Bagaimanapun, kekerasan Palestina tidak terjadi dalam ruang hampa. Itu terjadi dalam konteks 75 tahun penaklukan Israel, perampasan, pembersihan etnis dan pembantaian. Roket yang ditembakkan dari dalam wilayah yang diduduki, diblokade, dan dibom adalah respons terhadap kekerasan Israel.
Di Tepi Barat, penghancuran yang merajalela oleh Israel terhadap rumah-rumah yang diduga sebagai “teroris” Palestina tentu saja harus dikecam. Namun di sini juga, tuduhan “hukuman kolektif” menyiratkan keabsahan hukuman individu Palestina yang tindakannya sendiri merupakan akibat langsung dari beberapa dekade kebijakan biadab Israel.

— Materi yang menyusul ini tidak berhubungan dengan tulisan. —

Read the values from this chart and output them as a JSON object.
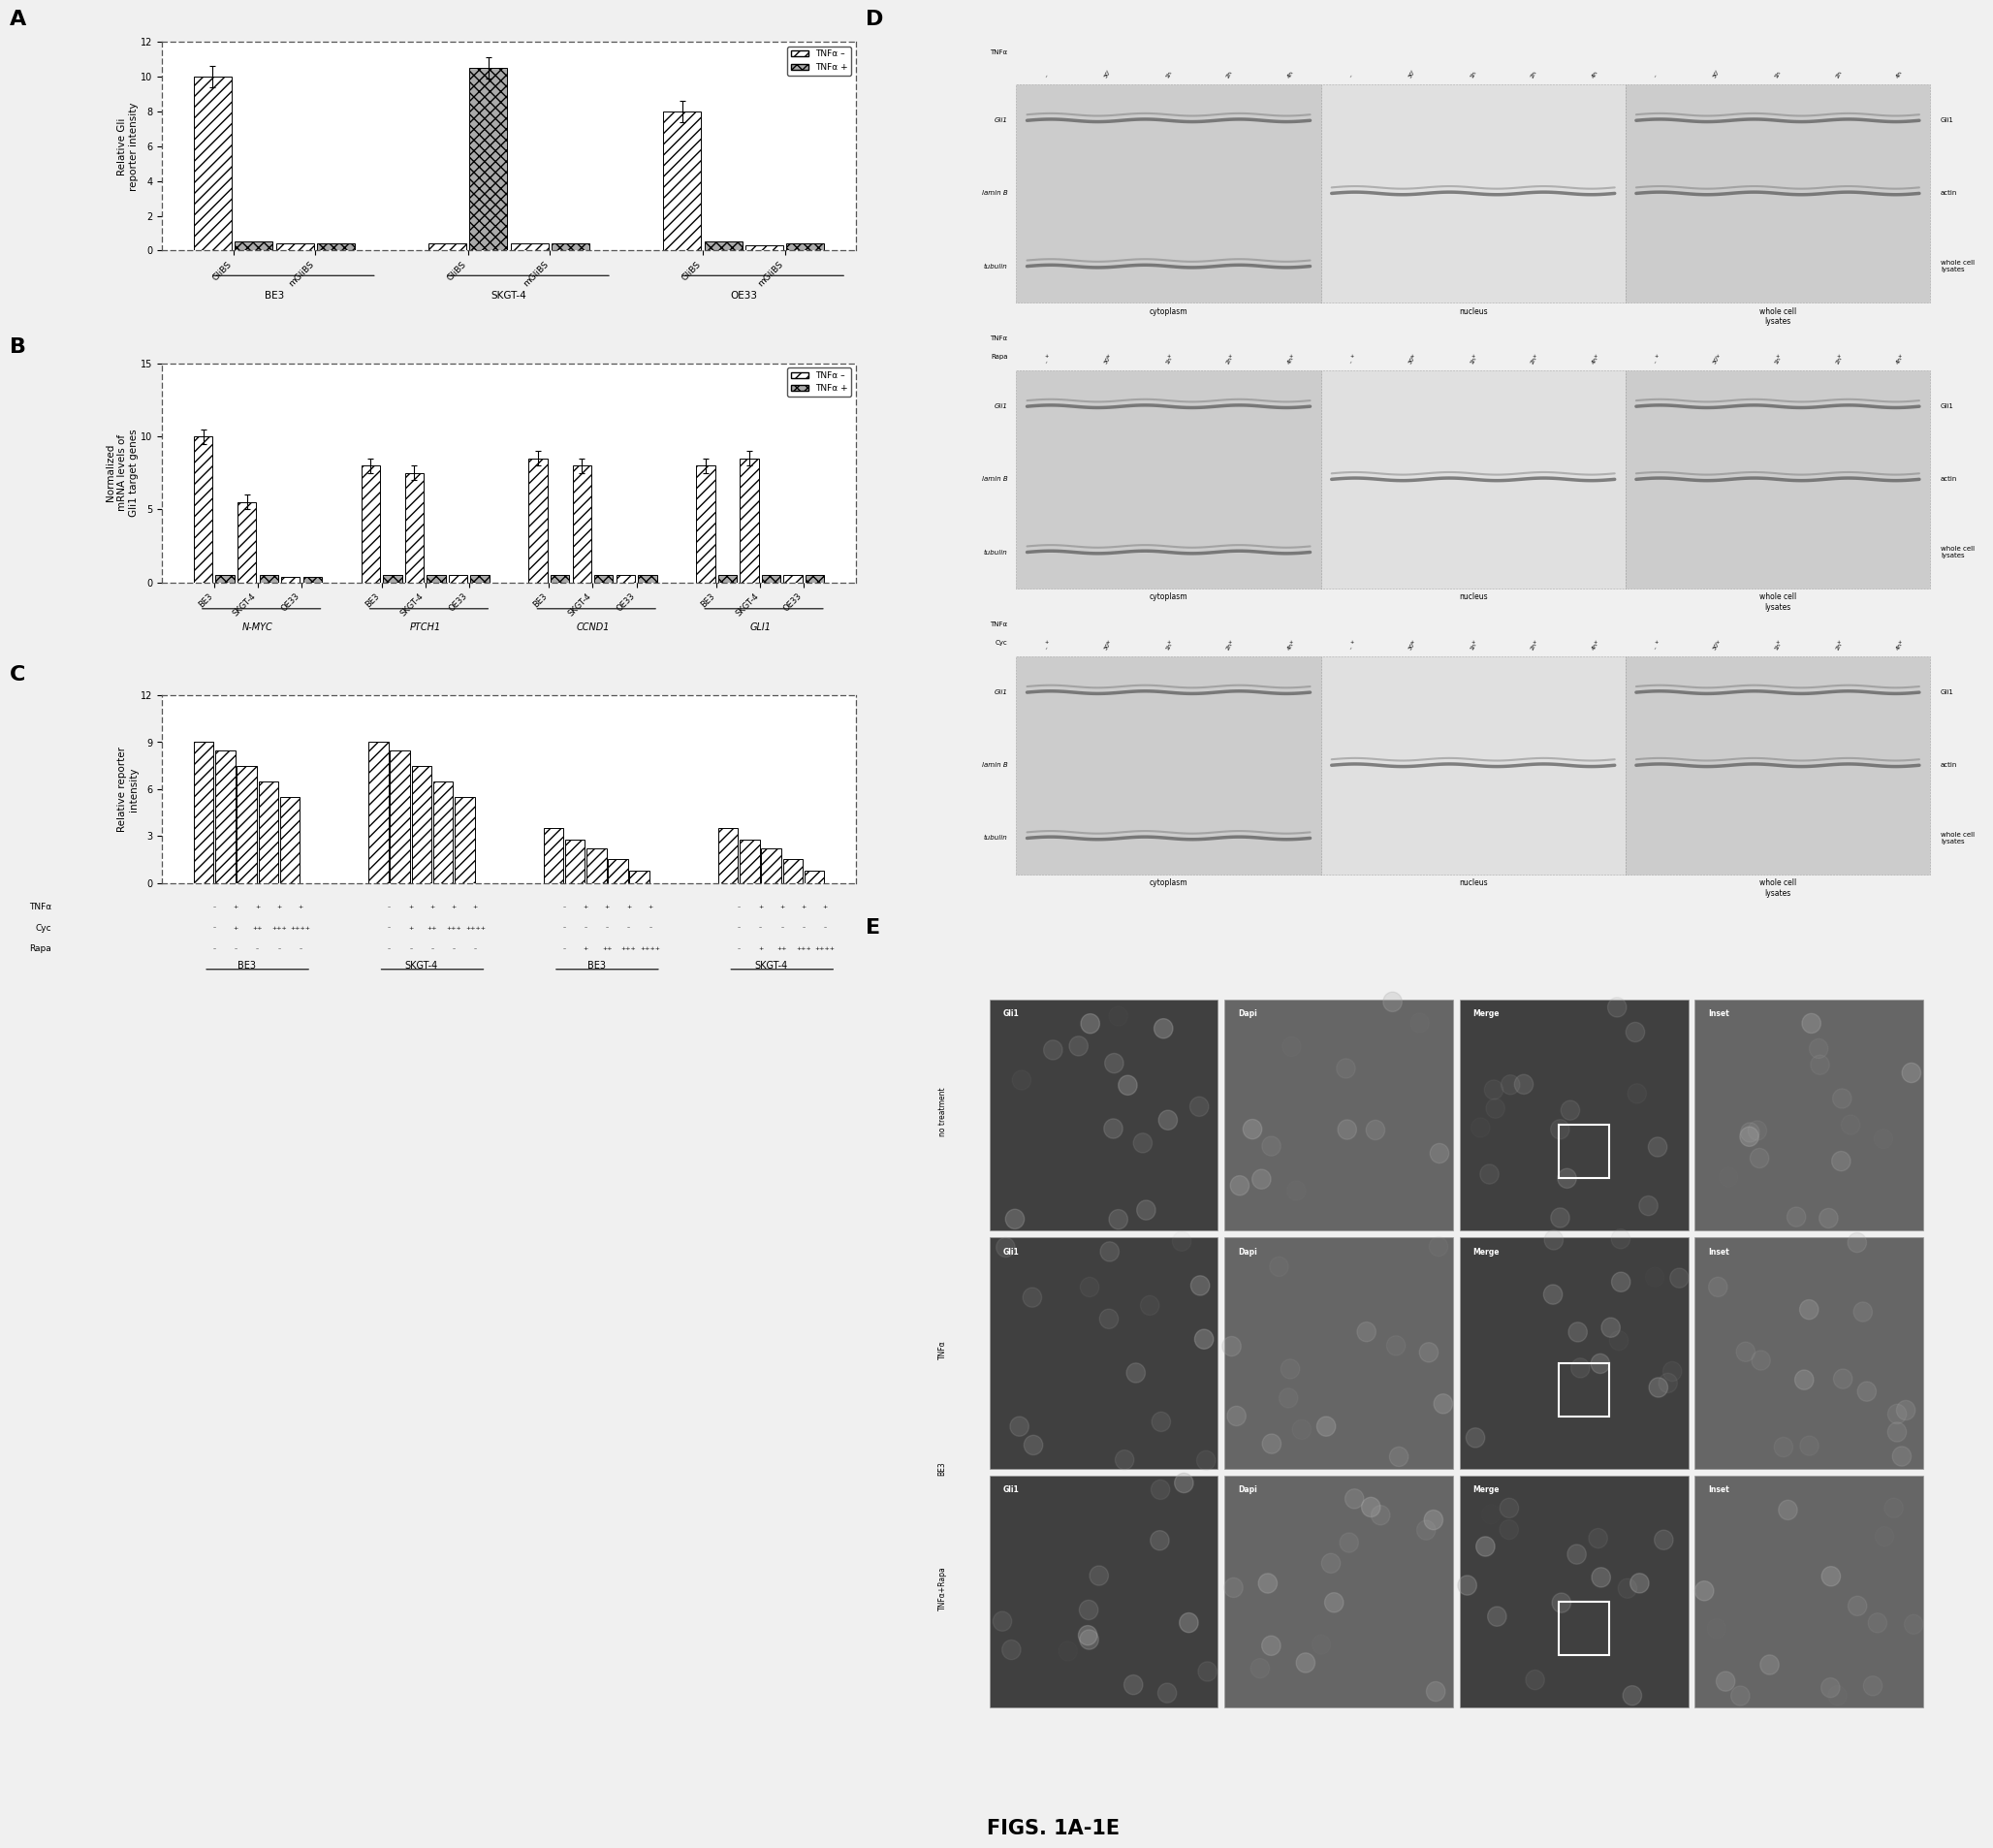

Mereka yang mengutuk hukuman kolektif Israel tidak diragukan lagi bermaksud baik, tetapi orang tidak bisa tidak bertanya-tanya apakah penggunaan terminologi pada akhirnya berfungsi untuk membatalkan hak untuk memprotes.
Di dalam Panduan Praktis Hukum HumaniterFrançoise Bouchet-Saulnier – direktur hukum Doctors Without Borders (Médecins sans Frontières, atau MSF) – mengacu pada kutipan yang tepat dari filsuf dan penulis Prancis-Aljazair Albert Camus: “Menyebut sesuatu dengan nama yang salah berkontribusi pada pengadilan dunia . “
Dengan meneror warga Palestina, Israel telah memberikan kontribusi signifikan terhadap penderitaan dunia. Dan dengan tidak adanya tanda-tanda perbaikan, mungkin sudah waktunya untuk memikirkan kembali bagaimana kita membicarakannya.
Pendapat yang diungkapkan dalam artikel ini adalah milik penulis sendiri dan tidak mencerminkan posisi redaksi Al Jazeera.